Spyralle:
I haven't read the rest of this thread, only your initial post, so please pardon me if I'm repeating a lot of what other people have said.
My mother and I had exactly this argument for years. It was very difficult. I knew that she would never get along with my husband, and that the stress of having her in my home, day in and day out, would drive me over the edge. I offered again and again to help her find an apartment, but she always turned me down.
After a great deal of thought (and therapy, too), I came to the conclusion that while I had a responsibility to make sure that my mother was OK--in terms of money, medical care, etc.--I did not have a responsibility to make sure that she was happy. Her happiness was her own problem, just as everyone's is. And though she saw it differently, I knew that I had to stick by that conclusion, because it was right.

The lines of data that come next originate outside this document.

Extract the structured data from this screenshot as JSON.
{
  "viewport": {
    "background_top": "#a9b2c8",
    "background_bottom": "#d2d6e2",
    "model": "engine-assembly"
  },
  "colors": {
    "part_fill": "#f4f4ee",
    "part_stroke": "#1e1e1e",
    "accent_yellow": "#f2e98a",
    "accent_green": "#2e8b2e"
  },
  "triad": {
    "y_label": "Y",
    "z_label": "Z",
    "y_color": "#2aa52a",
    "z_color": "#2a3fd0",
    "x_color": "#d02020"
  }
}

When it looked like she could recover from her brain injury, I did decide that she should come and live with us. She could not live by herself, even in an apartment, and I wanted her to have the security of living with her family. I deeply regret that I never got to do that; her condition deteriorated and she died last June. But I know that I made the decision to take her in out of love and from a place of freedom, not out of her having strong-armed me into it. All the difference in the world.
You are NOT a "crap daughter." Your mother is trying to give you a burden that is not yours to carry. Whether she ever realizes it or not--and of course the odds are against it--you have a duty to yourself to realize it and live it. She cannot take your freedom from you in the name of her own security. Life doesn't work that way.
You're willing to have her nearby, which wouldn't be easy, I imagine. That's a lot. The fact that she can't see that and choose to be happy is her problem, not yours. Please, please keep reminding yourself of that. You have offered to make room in your life for her. If the opening isn't exactly wide enough to suit her, she has only herself to blame.
Again, please forgive what is probably a very repetitive post. Time doesn't allow me to read through the thread right now, but I wanted to reply to your initial post. I've been there, and it's not easy. You're a very good daughter, Spyralle, and I hope you will allow yourself to feel that.